Mientras tomaba un sorbo de café, me preguntó:

—¿Cómo has estado últimamente? Me enteré de que obtuviste tu licencia de sanadora. Si necesitas ayuda, tengo una clínica...

—Estoy bien. No necesito tu ayuda —respondí, interrumpiéndolo antes de que pudiera terminar la frase.

Zack abrió la boca, como si tuviera algo más que decir, cuando de repente su teléfono empezó a sonar.

—Cariño… —dijo después de aceptar la llamada y salir corriendo del café, dejando atrás una taza de café intacta.

Habíamos perdido el derecho a tomar café juntos hacía mucho tiempo. Llamé al gerente para pagar la cuenta.

—El guapo hombre lobo ya pagó tu café también —dijo el gerente.

Aunque no respondí, el gerente se sentó frente a mí y me preguntó con curiosidad:

—Me parece que quiere conquistarte. ¿No vas a considerar aceptar sus insinuaciones? Parece un buen hombre lobo.

Revolví mi bolso y saqué dos pastillas, tomándolas con el café.

—No. En realidad es mi ex compañero. Rompimos nuestra vínculo hace más de una década.

El gerente se quedó atónito por un momento antes de rascarse la cabeza con torpeza. Luego cambió de tema para aliviar la tensión.

—Debes estar aquí para ver el mar de lirios. El lago Sacred Crystal es el hogar de la Diosa de la Luna. Muchos vienen a rezarle. Al parecer, les ha concedido muchos de sus deseos. Deberías haber venido un poco antes. Los lirios ya no florecen.

Mi mirada se oscureció.

—Quería venir antes, pero mi madre falleció en julio, así que tuve que encargarme de su funeral. Luego, tuve un accidente y me envenené con acónito en agosto. Me protegieron porque el sanador quería observarme, y terminé quedándome un mes.

El gerente guardó silencio y solo volvió a hablar después de un buen rato.

—Los sanadores de la manada son increíbles. Seguro que podrán curar tu acónito.

Sonreí. Yo también era sanadora, así que sabía mejor que nadie con qué me habían envenenado.

Había llovido mucho el día del funeral de mamá. El camino de montaña estaba resbaladizo y embarrado, y caí accidentalmente en unos arbustos de acónito mientras estaba distraída. El acónito con el que me envenenaron tenía toxinas extremadamente fuertes. Nadie en la manada había encontrado aún una cura. Quienes se envenenaron con él solo tenían tres meses de vida como máximo.

Sabiendo que mi destino estaba sellado, no quería pasar los tres meses que me quedaban en la clínica. Ya había aceptado mi muerte inminente. Como no me quedaba mucho tiempo, quería vivir el resto de mi vida de la forma más plena posible.

El gerente sacó una rebanada de pastel de mantequilla del mostrador y me la dio.

—Esto es para ti.

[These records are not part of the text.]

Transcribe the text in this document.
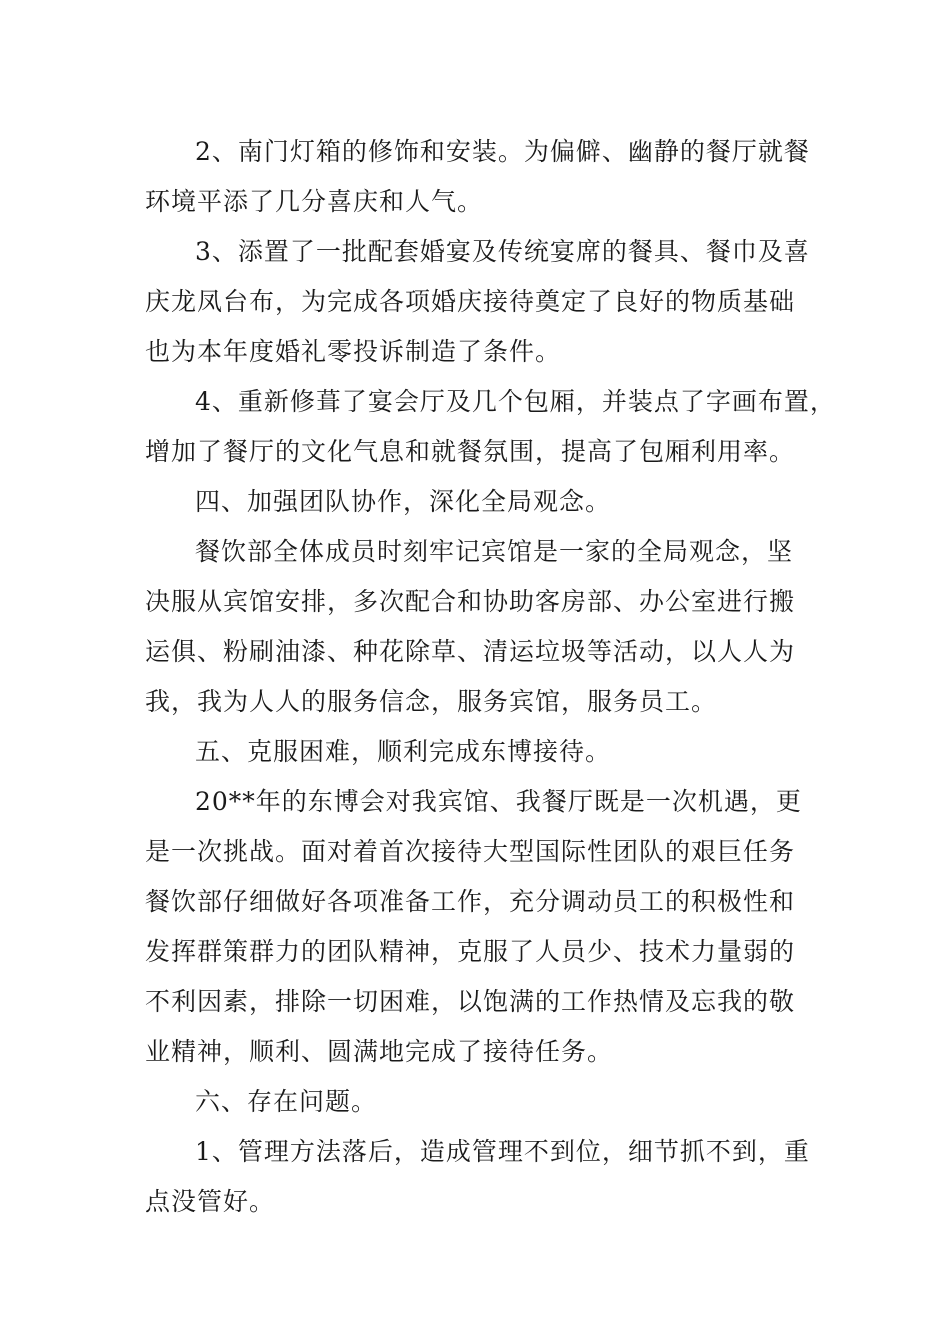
2、南门灯箱的修饰和安装。为偏僻、幽静的餐厅就餐
环境平添了几分喜庆和人气。
3、添置了一批配套婚宴及传统宴席的餐具、餐巾及喜
庆龙凤台布，为完成各项婚庆接待奠定了良好的物质基础
也为本年度婚礼零投诉制造了条件。
4、重新修葺了宴会厅及几个包厢，并装点了字画布置，
增加了餐厅的文化气息和就餐氛围，提高了包厢利用率。
四、加强团队协作，深化全局观念。
餐饮部全体成员时刻牢记宾馆是一家的全局观念，坚
决服从宾馆安排，多次配合和协助客房部、办公室进行搬
运俱、粉刷油漆、种花除草、清运垃圾等活动，以人人为
我，我为人人的服务信念，服务宾馆，服务员工。
五、克服困难，顺利完成东博接待。
20**年的东博会对我宾馆、我餐厅既是一次机遇，更
是一次挑战。面对着首次接待大型国际性团队的艰巨任务
餐饮部仔细做好各项准备工作，充分调动员工的积极性和
发挥群策群力的团队精神，克服了人员少、技术力量弱的
不利因素，排除一切困难，以饱满的工作热情及忘我的敬
业精神，顺利、圆满地完成了接待任务。
六、存在问题。
1、管理方法落后，造成管理不到位，细节抓不到，重
点没管好。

Invita la casa.

Sonrió radiante cuando le di las gracias, y dudó un momento antes de preguntar:

—Entonces... ¿Por qué se separaron, señorita loba? Me parece que todavía siente algo por usted. Además, necesita a alguien que la cuide ahora mismo.

Sonreí y dije suavemente:

—No fue por algo serio. Me engañó con mi mejor amiga.